This colourful image shows a cosmic lighthouse known as the Egg Nebula, which lies around 3000 light-years from Earth. The image, taken with the NASA/ESA Hubble Space Telescope, has captured a brief but dramatic phase in the life of a Sun-like star.
The Egg Nebula is a ‘preplanetary nebula’. These objects occur as a dying star’s hot remains briefly illuminates material it has expelled, lighting up the gas and dust that surrounds it.
These objects will one day develop into planetary nebulas which, despite the name, have nothing at all to do with planets. They gained their rather misleading title because when they were discovered in the 18th century they resembled planets in our Solar System when viewed through a telescope.
Although the dying star is hidden behind the thick dust lane that streaks down the centre of this image, it is revealed by the four lighthouse-like beams clearly visible through the veil of dust that lies beyond the central lane.
The light beams were able to penetrate the central dust lane due to paths carved out of the thick cloud by powerful jets of material expelled from the star, although the cause of these jets is not yet known.
The concentric rings seen in the less dense cloud surrounding the star are due to the star ejecting material at regular intervals – typically every hundred years – during a phase of the star’s evolution just prior to this preplanetary nebula phase. These dusty shells are not usually visible in these nebulas, but when they are it provides astronomers with a rare opportunity to study their formation and evolution.

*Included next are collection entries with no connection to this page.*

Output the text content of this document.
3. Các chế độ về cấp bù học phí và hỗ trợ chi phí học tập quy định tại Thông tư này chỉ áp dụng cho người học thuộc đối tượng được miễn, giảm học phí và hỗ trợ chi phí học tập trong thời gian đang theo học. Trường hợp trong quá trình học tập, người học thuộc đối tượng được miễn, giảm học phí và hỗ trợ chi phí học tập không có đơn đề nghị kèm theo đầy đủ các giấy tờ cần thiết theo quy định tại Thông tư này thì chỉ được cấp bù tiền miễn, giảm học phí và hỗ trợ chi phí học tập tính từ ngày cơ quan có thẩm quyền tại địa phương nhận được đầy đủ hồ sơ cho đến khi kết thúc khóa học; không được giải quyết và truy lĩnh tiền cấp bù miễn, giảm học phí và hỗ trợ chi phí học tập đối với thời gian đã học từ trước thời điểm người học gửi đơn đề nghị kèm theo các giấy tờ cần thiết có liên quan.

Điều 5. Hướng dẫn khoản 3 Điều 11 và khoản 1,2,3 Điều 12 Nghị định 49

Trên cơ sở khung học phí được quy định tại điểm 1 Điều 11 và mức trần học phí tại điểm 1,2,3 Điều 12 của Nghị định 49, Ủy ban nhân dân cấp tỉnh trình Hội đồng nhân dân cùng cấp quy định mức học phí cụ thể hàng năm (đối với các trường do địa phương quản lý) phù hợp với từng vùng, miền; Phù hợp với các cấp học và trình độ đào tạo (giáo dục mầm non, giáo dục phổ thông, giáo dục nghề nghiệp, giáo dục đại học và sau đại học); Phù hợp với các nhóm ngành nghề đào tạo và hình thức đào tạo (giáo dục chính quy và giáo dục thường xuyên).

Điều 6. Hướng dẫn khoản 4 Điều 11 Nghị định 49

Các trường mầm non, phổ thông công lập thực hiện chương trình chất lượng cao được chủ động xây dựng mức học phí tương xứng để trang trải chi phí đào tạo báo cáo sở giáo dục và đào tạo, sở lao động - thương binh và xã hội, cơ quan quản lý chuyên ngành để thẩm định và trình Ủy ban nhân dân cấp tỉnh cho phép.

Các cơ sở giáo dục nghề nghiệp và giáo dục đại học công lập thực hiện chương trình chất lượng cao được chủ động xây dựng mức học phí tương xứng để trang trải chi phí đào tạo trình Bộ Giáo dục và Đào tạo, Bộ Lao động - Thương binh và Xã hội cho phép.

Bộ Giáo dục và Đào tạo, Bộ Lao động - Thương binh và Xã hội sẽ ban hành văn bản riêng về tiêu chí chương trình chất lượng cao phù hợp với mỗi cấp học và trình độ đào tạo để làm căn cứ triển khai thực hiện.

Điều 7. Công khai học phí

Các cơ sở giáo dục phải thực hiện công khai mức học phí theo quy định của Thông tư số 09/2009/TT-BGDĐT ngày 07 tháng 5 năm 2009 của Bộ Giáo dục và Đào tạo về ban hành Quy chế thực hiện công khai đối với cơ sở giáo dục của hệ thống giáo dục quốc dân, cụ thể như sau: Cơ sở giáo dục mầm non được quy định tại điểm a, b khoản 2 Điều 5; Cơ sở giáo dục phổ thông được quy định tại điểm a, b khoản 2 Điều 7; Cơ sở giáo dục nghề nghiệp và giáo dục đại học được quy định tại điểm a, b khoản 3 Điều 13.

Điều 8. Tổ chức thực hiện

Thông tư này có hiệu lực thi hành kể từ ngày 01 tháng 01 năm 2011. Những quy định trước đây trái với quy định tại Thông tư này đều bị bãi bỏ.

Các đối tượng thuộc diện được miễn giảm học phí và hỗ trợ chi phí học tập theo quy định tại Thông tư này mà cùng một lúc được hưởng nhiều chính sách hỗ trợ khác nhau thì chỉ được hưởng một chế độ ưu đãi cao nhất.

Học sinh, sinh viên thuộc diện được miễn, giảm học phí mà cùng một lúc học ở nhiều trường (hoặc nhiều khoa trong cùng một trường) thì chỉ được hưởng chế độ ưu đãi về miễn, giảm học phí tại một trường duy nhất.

The fleeting nature of this phase in a star’s life – which occupies only a few thousand of the star’s few billion years of existence – and the fact that they are fairly faint make it rare to capture them in action. In fact, the Egg Nebula, the first of its kind to be identified, was discovered only 40 years ago.
This image was taken with Hubble’s Advanced Camera for Surveys. Artificial colours are used to represent how the light from the star reflects off the dust – this can tell scientists about the physical properties of the dust.
The image combines observations with three different polarising filters, each showing light vibrating at a specific orientation. The three filters have been coloured red, blue and green, and all three observations were made at a wavelength of 0.606 microns. The image spans 1.2 light-years. North is to the right and east is up.
This image was previously published on the NASA Hubble Heritage website.